FILE – French President Emmanuel Macron listens to children in a class during a human papillomavirus (HPV) prevention session during a visit to Jean Lartaut middle school in Jarnac, southwestern France, on Tuesday, February 28, 2023. (Stephane Mahe/ Pool via AP, file)

PARIS (AP) — The fight in France over a bill that would raise the retirement age was nearing its peak on Thursday, either with a parliamentary vote or a special presidential initiative to force its passage.

The Senate approved the law on Thursday morning by 193 votes in favor and 114 against, an expected result because the conservative majority in the upper house supports raising the retirement age. The text now passes to the lower house, the National Assembly, where the prospect is more uncertain.

President Emmanuel Macron had a morning meeting with some leaders of his centrist alliance to address the complex political situation in the National Assembly. He was to join them at noon.

Macron’s alliance lost its majority in parliamentary elections last year, so the government needed Conservative votes to pass the measure. Left and far-right lawmakers were strongly opposed to the plan, and conservatives were split, making the outcome unpredictable.

The French leader wants to raise the retirement age so that workers contribute more to the pension system, which the government says is on the verge of running into a deficit. If he fails to win a parliamentary majority vote, he has the constitutional power to unilaterally impose unpopular changes.

Macron has defended pension changes as essential to his vision of a more competitive French economy. The unions maintained their combative stance on Wednesday and called on lawmakers to vote against it, decrying the government’s legal shortcuts to pass the law as a “denial of democracy”.

Nearly 500,000 people demonstrated across the country on Wednesday. Students were to march on the lower house of parliament, while garbage collectors continued a strike that has piled up rubbish in the French capital.

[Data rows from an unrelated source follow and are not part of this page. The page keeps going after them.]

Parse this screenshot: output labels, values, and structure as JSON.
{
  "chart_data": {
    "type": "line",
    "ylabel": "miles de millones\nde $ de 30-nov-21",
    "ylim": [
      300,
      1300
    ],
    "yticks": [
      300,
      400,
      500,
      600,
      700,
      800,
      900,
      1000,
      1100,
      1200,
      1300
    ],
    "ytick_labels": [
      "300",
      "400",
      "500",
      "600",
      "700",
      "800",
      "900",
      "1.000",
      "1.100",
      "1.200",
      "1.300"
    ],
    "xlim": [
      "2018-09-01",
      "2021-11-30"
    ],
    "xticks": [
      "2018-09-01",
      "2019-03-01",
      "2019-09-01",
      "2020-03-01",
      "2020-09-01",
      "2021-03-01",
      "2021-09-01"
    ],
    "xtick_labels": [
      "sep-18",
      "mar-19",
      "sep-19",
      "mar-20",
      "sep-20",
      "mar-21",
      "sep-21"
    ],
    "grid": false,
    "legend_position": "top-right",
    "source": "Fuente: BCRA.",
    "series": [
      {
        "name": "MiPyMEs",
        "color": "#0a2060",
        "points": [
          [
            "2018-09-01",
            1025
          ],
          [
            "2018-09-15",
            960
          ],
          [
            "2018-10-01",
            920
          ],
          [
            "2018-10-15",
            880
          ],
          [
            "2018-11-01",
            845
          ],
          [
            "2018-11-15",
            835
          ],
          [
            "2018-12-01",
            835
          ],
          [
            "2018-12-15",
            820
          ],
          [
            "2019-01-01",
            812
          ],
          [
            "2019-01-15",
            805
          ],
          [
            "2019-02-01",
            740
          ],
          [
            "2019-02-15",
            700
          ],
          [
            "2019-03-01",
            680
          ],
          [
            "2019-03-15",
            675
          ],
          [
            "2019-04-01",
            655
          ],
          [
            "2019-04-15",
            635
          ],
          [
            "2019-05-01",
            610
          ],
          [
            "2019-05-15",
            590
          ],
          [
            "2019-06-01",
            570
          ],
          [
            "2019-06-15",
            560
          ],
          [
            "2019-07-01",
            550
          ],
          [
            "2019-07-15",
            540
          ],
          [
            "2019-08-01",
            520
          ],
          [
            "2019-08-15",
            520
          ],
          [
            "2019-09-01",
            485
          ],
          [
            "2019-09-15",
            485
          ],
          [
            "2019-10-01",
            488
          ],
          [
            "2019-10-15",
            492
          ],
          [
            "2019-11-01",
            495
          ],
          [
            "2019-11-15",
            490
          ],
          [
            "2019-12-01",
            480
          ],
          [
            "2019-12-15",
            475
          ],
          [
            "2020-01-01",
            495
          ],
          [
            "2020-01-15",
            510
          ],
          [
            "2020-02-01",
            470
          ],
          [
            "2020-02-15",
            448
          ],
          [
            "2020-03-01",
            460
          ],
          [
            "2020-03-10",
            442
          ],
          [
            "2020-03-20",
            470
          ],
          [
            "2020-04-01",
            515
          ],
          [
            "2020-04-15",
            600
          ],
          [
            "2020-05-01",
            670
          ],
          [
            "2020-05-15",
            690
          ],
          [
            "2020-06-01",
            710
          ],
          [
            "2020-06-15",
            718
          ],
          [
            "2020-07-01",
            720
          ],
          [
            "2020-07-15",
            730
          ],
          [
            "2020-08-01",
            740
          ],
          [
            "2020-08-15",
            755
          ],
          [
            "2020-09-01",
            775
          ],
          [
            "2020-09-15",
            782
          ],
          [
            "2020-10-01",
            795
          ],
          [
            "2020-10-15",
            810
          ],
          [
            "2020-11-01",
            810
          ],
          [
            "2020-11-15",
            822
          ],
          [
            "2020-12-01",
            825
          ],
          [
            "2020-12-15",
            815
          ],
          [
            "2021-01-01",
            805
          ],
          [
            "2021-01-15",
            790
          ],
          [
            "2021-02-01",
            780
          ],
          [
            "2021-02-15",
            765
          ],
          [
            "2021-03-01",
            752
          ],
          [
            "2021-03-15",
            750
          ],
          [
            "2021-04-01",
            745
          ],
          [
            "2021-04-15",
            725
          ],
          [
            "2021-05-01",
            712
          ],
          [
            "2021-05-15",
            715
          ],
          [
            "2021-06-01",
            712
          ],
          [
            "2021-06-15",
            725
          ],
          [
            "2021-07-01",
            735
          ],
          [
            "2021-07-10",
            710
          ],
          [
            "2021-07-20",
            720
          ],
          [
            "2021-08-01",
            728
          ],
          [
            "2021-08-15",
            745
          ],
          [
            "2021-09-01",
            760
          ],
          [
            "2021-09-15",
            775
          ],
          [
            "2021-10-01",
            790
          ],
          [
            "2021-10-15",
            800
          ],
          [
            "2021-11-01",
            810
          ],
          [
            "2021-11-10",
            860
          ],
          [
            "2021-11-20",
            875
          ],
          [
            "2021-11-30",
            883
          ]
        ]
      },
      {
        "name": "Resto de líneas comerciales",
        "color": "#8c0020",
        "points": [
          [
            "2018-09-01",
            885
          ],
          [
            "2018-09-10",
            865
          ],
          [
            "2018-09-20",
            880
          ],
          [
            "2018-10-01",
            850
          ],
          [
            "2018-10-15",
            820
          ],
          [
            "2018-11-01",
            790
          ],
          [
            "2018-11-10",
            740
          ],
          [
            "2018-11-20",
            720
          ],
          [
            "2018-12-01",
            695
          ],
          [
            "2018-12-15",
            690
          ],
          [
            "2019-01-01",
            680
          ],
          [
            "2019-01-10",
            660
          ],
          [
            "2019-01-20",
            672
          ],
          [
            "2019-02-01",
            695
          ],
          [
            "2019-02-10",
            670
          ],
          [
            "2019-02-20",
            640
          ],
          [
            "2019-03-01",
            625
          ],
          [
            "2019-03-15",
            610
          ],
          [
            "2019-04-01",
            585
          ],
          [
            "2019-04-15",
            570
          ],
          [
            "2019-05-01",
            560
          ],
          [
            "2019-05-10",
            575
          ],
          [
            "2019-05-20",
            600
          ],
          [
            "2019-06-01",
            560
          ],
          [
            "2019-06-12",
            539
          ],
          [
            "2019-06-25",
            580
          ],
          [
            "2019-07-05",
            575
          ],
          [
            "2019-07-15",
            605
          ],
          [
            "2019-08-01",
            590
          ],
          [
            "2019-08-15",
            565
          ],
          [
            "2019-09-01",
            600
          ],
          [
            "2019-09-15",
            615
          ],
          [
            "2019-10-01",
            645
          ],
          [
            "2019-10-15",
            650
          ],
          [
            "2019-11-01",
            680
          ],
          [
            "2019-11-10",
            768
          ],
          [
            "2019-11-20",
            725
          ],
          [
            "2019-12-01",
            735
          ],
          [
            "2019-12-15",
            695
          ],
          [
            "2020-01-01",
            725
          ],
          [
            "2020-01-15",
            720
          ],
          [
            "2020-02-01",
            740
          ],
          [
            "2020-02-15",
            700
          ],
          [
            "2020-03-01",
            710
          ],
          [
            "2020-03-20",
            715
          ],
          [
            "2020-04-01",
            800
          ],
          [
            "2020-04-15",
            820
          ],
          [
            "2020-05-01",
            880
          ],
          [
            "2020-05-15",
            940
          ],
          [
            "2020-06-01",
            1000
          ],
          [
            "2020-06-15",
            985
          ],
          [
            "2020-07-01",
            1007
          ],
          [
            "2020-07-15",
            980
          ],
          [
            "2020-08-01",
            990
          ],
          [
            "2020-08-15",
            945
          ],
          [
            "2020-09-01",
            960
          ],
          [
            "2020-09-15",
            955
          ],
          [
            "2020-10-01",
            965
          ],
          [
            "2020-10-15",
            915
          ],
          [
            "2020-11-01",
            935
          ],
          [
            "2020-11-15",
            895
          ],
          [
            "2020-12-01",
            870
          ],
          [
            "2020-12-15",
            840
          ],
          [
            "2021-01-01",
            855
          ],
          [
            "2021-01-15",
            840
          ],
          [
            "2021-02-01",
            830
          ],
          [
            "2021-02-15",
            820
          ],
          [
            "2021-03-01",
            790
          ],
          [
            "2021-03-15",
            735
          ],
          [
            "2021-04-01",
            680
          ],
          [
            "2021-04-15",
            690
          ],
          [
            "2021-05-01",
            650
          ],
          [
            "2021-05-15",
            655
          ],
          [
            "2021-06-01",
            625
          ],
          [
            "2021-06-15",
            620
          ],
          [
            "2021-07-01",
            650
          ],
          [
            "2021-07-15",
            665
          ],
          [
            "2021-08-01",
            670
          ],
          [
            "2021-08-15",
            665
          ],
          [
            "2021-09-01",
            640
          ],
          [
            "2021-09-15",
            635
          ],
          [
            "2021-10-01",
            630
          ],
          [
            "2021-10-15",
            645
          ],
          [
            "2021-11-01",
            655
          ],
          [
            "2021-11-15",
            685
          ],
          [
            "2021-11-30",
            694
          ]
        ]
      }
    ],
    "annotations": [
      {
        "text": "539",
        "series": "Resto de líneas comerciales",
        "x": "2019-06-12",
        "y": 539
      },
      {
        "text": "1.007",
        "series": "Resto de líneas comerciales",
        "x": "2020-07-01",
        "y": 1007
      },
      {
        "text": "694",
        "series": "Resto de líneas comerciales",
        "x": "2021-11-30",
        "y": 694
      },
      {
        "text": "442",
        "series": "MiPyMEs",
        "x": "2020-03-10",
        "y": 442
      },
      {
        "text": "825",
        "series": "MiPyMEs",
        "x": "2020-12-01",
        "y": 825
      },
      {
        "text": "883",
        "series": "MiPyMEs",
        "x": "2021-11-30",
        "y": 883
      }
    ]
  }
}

Macron “wants” the reform to be approved in the National Assembly, his office said after a strategic session on Wednesday evening with Prime Minister Elisabeth Borne and the ministers in charge of the proposal at the Elysee Palace. But no firm decision has been made and the government was expected to continue talks on Thursday morning.

Employment Minister Olivier Dussopt said after the Senate vote that the government still had no guarantee that the text approved by a reconciliation commission on Wednesday could win a majority of votes in the lower house.

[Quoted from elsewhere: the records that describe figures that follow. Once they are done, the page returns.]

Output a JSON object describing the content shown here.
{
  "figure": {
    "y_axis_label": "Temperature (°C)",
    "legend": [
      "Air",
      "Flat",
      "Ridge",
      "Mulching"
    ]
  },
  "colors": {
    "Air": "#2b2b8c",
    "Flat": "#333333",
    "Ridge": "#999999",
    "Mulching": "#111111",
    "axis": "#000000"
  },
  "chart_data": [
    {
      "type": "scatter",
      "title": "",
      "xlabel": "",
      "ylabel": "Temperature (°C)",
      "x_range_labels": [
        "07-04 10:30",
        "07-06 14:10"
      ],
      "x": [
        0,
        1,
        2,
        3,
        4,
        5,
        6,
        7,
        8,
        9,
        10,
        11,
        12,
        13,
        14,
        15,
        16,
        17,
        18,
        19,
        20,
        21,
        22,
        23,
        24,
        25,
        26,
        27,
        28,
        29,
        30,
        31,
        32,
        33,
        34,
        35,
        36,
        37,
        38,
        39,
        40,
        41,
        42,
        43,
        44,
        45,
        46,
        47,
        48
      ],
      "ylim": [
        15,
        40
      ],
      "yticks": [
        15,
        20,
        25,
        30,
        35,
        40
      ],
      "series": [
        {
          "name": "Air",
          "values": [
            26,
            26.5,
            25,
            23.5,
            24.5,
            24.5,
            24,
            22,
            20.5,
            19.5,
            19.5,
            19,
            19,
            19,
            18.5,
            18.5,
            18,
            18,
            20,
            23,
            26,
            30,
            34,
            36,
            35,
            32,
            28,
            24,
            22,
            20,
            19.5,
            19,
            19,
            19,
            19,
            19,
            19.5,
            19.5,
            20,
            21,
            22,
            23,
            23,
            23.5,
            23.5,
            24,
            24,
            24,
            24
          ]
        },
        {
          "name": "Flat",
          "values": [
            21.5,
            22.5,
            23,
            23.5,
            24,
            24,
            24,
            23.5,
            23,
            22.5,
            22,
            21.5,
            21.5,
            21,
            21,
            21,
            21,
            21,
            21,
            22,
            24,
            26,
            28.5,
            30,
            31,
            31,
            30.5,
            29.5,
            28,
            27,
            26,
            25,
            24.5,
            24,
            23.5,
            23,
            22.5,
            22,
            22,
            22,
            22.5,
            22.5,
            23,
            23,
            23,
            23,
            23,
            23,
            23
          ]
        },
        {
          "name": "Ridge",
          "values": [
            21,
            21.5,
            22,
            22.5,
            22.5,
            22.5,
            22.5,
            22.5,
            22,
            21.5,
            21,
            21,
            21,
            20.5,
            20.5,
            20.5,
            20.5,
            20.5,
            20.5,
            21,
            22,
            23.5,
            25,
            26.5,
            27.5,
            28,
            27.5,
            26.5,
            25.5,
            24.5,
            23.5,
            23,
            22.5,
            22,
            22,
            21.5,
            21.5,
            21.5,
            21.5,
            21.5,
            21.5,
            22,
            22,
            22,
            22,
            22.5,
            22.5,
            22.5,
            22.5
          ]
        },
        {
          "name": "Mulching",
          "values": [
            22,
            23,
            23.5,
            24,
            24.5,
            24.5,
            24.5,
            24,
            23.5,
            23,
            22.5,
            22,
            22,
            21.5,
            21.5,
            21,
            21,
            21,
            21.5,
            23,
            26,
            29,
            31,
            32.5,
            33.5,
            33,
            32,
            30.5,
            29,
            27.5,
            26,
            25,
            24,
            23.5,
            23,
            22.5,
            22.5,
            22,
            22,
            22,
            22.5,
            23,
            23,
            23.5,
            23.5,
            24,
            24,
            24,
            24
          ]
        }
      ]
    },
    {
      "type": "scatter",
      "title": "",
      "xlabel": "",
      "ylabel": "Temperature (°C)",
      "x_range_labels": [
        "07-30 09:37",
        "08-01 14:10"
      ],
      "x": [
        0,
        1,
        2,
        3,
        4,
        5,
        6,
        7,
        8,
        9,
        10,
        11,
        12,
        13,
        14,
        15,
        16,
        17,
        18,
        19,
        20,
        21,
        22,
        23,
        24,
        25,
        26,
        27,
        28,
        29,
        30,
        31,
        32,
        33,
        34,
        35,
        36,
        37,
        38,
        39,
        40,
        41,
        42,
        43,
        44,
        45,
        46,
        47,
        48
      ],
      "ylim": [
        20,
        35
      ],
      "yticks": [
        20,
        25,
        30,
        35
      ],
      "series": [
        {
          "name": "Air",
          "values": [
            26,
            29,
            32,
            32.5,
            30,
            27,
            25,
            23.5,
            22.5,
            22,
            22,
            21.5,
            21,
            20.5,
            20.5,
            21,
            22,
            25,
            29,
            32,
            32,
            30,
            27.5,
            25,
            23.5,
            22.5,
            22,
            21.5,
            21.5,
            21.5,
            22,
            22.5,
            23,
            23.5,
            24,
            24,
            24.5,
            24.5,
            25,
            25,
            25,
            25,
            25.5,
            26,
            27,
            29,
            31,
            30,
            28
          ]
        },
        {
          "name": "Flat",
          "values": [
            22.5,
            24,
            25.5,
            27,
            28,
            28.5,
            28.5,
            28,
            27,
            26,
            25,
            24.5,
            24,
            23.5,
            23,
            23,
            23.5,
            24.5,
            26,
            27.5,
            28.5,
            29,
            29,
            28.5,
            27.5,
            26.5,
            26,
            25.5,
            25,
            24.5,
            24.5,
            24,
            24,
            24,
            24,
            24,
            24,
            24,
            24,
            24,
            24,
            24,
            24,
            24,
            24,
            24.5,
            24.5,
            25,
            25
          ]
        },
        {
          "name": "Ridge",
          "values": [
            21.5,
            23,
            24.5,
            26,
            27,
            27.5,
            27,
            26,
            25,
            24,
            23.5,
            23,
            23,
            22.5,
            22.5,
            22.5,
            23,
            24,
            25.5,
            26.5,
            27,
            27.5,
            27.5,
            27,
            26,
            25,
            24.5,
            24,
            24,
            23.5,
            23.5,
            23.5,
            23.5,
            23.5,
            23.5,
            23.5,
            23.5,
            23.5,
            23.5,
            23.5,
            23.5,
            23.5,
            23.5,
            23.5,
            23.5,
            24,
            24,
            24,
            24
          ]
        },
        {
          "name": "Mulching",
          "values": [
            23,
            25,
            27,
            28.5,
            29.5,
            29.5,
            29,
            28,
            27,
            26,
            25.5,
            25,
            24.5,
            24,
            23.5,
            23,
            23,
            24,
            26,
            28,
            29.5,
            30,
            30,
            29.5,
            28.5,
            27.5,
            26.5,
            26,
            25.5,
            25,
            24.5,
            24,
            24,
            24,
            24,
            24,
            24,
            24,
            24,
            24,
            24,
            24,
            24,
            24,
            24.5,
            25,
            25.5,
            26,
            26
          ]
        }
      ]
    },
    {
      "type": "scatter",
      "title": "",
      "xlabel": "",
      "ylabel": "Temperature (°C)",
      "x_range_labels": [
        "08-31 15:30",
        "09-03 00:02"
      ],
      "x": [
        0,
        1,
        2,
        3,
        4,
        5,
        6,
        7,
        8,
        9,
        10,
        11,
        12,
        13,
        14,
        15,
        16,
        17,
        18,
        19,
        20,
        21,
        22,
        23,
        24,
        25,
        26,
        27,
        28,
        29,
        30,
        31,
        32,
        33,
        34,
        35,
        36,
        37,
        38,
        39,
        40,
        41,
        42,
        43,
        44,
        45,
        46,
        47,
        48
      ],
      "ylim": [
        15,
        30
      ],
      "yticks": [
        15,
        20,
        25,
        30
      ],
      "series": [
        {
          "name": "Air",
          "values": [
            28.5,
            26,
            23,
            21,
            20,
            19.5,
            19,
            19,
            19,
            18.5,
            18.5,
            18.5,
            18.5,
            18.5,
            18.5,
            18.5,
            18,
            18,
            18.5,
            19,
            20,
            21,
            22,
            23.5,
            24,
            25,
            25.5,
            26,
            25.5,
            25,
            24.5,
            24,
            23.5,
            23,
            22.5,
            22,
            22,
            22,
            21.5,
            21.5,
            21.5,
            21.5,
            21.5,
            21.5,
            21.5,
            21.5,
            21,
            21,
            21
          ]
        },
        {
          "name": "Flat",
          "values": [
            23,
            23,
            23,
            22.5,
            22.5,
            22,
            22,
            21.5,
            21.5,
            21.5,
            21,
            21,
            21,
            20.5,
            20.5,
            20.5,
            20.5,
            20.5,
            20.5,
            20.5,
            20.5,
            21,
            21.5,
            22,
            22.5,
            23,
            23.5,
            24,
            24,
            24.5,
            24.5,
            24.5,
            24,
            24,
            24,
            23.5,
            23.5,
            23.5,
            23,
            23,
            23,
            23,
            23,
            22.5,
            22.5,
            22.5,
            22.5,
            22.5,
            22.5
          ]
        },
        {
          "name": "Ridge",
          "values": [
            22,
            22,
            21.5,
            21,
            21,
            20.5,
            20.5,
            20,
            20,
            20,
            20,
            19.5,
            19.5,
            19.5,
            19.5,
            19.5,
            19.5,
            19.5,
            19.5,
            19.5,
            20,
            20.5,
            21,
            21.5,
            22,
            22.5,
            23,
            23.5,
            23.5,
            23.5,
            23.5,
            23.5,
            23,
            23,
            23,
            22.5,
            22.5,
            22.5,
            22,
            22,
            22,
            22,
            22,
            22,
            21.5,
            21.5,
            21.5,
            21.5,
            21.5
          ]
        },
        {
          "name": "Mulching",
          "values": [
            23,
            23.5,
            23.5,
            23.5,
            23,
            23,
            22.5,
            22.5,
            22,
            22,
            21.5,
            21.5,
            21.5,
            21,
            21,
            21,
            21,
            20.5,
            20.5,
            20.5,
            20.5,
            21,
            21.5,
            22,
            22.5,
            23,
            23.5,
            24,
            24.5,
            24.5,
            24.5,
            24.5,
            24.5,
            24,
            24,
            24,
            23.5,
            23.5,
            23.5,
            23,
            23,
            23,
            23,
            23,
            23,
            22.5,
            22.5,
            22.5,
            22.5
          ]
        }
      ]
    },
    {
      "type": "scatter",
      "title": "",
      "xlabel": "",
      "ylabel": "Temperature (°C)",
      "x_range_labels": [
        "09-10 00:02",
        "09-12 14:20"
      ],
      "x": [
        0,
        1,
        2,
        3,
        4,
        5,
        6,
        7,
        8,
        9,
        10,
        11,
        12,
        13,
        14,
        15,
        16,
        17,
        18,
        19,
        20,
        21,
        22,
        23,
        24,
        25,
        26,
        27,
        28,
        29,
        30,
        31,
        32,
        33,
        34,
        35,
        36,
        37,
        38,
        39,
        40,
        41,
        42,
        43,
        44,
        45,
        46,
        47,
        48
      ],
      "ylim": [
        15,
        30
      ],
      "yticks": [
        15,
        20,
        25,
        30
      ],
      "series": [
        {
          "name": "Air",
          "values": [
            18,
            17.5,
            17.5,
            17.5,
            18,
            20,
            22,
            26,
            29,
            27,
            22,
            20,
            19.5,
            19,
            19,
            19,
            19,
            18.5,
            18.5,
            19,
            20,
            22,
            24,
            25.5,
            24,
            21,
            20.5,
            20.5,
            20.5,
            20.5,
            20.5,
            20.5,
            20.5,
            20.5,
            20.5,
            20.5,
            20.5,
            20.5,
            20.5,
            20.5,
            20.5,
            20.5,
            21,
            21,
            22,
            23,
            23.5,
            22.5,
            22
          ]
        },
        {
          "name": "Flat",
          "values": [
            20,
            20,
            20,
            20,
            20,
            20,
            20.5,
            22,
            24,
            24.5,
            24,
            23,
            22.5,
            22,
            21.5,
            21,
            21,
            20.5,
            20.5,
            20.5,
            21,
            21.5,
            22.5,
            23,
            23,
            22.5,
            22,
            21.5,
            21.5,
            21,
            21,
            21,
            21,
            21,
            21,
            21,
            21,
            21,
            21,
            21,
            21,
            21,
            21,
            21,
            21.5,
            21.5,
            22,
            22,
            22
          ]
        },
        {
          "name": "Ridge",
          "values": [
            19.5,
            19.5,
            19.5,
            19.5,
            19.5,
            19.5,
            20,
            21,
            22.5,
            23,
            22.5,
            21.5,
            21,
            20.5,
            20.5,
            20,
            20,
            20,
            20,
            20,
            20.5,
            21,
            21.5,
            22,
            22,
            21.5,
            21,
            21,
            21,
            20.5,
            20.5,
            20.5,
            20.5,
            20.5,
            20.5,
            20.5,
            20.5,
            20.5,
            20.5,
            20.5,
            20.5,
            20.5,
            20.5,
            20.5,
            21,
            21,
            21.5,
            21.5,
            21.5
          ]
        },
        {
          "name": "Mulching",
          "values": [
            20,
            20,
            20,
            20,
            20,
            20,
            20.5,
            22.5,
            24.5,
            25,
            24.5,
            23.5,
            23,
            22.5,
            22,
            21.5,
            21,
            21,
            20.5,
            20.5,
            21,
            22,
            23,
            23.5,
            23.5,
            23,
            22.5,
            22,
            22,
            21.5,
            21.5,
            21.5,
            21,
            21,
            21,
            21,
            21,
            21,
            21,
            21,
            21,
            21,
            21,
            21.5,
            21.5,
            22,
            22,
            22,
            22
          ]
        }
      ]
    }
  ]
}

“We are determined to build that majority,” he said. “That’s our job, our commitment for the next few hours.”

Although approval in the National Assembly would give the plan more legitimacy, Macron could avoid the risk of rejection and use his special constitutional power to pass a law without a parliamentary vote.

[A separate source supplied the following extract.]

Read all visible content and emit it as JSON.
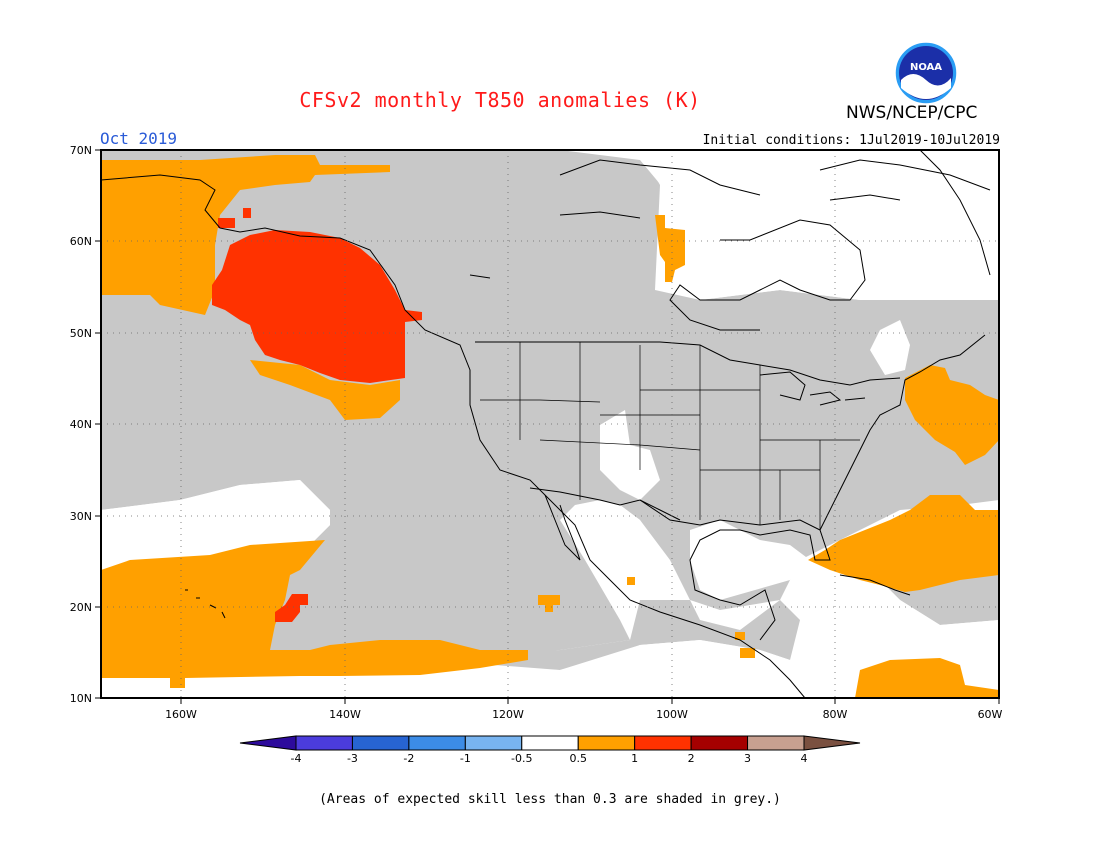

The economic challenges have sparked widespread discontent in Western Europe. In Britain, young medical teachers and public transport workers went on strike on Wednesday to demand pay rises to keep pace with rising prices. And the leftist Spanish government has reached an agreement with the unions to announce a “historic” agreement to save the pension system by increasing social security contributions for those who earn the most.